Recently, Kojima and Nikaido (PNAS, 110: E2629, 2014) examined the idea of potential specificity of porin channels, where -lactam antibiotics’ interaction with the pore-lining residues, demonstrated in vitro, was suggested to facilitate transmembrane transport (PNAS, 99:9789, 2002). The authors came to a conclusion that the binding inside OmpF channel does not significantly affect the penetration of ampicillin and benzylpenicillin.While we emphatically agree with the authors that attractive interactions per se do not constitute the leading imperative in search for an antibiotic with the “magic bullet” potential, it would be surprising if Nature (or pharmaceutical companies, by trial and error) had not explored the benefits of these interactions to facilitate antibiotic translocation.
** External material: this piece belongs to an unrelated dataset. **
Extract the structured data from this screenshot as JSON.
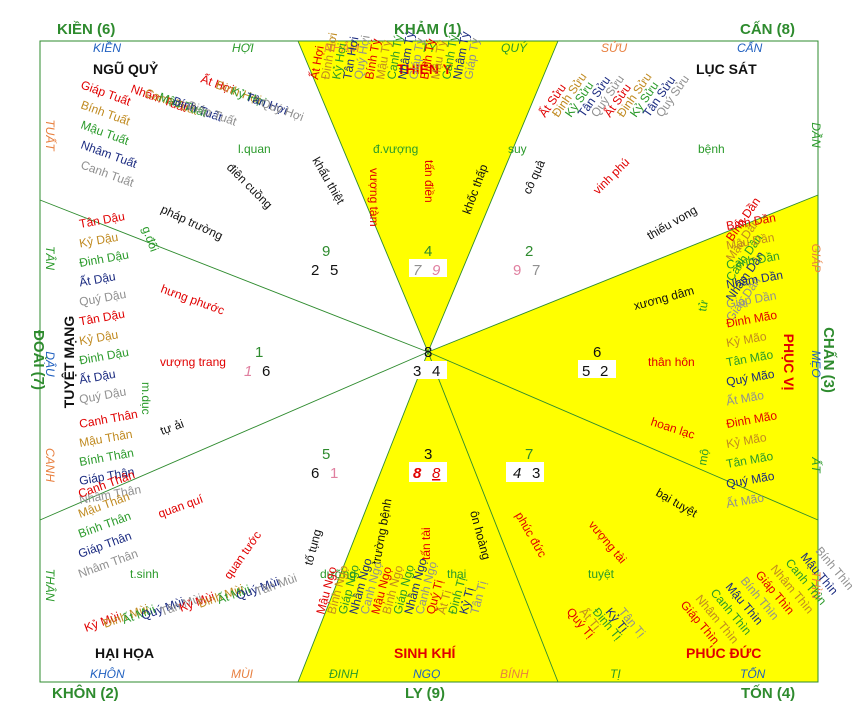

Indeed, the probability of translocation through the OmpF pore for the molecule of ampicillin size that is already at the channel entrance could be estimated as a fraction of one percent (JCP, 116:9952, 2002). This is an impressively small number.The presence of optimal attractive interactions is able to compensate for the entropic cost of confinement (Biochemistry, 52:9246, 2013) and thus increase the translocation probability to 0.5, its maximum value for passive, although interaction-assisted, diffusion. Certainly, not every attractive interaction is optimal or even beneficial for translocation. Too strong or wrongly distributed binding can be detrimental. However, attractive interactions in a particular channel-solute pair are able, at least in principle, to transform a porin, which is “general” for many other solutes, into a “specific” one for the particular pair.